What can start immediately, though, is for firms, law libraries, law schools and bar associations, to post notices in the local bar bulletins, state bar magazine, and other media and venues where our young access-to-justice legal eagles look, listing office space, conference rooms, legal research applications and law practice desk book help on easily-afforded terms.”

As noted in this article, the King County Law Library is a fantastic resource for newbie attorneys interested in embarking on a low bono practice and we check all the boxes Mike mentions.  For most of the issues, we already have a service in place.  What we really need is help getting the word out.
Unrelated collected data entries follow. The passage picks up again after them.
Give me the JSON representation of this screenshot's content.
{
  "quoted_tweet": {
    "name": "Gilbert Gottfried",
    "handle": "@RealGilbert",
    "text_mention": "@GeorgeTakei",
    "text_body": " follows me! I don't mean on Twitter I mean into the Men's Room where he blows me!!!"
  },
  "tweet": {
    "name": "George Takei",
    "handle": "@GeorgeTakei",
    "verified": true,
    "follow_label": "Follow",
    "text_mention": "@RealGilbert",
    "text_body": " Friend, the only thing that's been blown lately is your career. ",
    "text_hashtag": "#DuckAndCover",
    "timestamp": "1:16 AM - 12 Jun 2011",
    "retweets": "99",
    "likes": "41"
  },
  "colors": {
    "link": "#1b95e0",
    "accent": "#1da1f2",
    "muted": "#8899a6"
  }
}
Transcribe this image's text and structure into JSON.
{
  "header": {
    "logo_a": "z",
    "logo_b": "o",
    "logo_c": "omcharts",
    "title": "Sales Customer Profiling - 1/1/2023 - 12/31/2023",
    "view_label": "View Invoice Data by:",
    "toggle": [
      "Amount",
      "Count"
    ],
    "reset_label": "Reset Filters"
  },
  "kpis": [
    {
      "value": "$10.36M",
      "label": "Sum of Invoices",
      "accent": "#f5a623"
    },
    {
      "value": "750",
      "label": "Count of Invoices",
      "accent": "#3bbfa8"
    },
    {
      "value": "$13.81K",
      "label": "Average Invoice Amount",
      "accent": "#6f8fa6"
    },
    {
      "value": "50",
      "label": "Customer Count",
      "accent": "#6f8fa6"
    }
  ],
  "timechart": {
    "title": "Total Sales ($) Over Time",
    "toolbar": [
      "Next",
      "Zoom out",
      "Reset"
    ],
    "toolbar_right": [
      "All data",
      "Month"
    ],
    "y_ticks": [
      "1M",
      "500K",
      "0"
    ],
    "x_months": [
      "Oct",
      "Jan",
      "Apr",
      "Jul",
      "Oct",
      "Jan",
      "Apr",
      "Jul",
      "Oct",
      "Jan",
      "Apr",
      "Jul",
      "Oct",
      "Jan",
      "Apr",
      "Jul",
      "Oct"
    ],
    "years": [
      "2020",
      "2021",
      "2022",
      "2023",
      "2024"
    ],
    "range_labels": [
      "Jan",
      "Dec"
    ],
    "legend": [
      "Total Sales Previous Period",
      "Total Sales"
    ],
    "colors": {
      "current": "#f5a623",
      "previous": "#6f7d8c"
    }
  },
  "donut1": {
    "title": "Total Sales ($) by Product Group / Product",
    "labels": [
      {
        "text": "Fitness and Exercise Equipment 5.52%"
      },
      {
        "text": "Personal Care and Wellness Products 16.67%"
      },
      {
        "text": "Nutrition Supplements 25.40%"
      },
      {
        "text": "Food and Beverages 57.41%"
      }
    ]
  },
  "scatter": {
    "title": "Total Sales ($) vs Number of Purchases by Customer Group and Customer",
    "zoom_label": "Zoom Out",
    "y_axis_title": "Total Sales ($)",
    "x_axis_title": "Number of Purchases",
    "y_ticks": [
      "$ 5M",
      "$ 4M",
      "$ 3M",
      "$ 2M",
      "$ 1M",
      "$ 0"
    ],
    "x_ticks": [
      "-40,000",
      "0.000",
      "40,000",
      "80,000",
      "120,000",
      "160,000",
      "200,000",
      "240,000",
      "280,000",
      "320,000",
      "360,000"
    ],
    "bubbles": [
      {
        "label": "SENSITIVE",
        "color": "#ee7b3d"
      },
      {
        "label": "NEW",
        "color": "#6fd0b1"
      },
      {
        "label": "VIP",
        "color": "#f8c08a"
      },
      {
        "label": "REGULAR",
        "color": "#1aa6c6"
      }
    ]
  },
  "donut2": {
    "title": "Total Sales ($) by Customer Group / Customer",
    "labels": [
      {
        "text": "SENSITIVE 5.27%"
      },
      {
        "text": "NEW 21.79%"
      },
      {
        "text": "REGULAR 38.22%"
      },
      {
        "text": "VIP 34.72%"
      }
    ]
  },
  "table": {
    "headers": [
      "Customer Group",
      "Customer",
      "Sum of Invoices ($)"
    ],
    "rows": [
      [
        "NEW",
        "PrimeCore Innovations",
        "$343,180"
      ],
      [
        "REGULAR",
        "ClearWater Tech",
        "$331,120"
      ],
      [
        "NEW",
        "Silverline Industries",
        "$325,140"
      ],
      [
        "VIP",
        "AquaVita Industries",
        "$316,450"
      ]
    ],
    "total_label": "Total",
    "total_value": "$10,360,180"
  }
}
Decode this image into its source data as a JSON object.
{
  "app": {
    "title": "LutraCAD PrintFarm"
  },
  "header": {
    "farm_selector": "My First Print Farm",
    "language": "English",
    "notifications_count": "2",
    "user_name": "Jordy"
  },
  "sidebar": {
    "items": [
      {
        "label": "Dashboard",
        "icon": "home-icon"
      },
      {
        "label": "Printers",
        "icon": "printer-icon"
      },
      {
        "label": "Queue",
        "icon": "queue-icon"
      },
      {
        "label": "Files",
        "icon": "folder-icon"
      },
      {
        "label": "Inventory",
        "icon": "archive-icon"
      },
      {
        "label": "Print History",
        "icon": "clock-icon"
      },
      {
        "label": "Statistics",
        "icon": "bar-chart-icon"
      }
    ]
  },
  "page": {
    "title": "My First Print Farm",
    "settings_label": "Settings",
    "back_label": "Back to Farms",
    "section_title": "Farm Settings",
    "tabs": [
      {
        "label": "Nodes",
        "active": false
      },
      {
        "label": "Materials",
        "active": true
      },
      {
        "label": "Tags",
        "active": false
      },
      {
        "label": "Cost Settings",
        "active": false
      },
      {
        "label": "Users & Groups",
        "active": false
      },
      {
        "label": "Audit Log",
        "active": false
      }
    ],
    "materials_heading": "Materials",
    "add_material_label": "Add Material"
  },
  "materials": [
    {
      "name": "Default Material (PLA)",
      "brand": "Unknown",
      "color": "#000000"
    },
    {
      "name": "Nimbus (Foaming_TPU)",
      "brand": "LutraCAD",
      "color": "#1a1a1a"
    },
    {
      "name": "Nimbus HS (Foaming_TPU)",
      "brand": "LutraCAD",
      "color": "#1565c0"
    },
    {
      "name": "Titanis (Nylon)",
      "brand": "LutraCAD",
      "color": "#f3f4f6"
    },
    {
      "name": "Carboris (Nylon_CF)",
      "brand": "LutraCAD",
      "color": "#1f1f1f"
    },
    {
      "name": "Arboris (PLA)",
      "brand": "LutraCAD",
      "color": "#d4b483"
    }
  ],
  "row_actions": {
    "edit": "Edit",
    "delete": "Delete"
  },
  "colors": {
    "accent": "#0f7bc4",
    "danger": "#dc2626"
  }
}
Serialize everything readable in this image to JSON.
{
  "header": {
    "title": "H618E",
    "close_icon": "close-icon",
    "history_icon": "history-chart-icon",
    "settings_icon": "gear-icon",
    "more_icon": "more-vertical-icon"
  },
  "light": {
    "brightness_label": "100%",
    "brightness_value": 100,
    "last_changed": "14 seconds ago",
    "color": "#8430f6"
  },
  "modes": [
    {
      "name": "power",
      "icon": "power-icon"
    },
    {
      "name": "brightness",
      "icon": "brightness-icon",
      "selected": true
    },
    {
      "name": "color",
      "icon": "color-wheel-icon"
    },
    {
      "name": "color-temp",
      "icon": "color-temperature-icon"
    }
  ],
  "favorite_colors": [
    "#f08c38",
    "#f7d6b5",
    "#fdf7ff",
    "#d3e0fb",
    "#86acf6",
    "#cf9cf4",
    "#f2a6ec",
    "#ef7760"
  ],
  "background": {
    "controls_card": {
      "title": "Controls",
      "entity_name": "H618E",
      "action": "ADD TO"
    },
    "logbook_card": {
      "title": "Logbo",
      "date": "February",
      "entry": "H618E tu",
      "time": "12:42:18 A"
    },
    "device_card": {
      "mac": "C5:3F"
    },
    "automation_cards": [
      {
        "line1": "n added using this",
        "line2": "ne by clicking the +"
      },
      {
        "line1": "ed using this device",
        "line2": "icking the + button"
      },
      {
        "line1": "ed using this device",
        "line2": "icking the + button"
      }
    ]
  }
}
    • If you work with newer public interest-minded attorneys, please show them a copy of this article.
    • If you are part of a professional organization or special interest section that connects with newer attorneys, please consider saying a word or two about the King County Law Library’s services at your next meeting.
    • If you are a newer attorney and would like more information on any of our services, opportunities for speaking or creating video content, or becoming a subscriber please visit our website at or email us at

Finally, a big thanks the Mike Goldenkranz for bringing up the issues facing new attorneys trying to make a dent in access to justice and low bono services and for making a compelling case for ways we all can help.


[1] Michael Goldenkranz, Access to Justice: Representation for Modest Means Clients, King County Bar Bulletin (Feb 2023) [MBG is retired but remains a full-time curmudgeon, who volunteers at KCBA Neighborhood Legal Clinics and has been a friend of both the NLC and Pro Bono Committees.]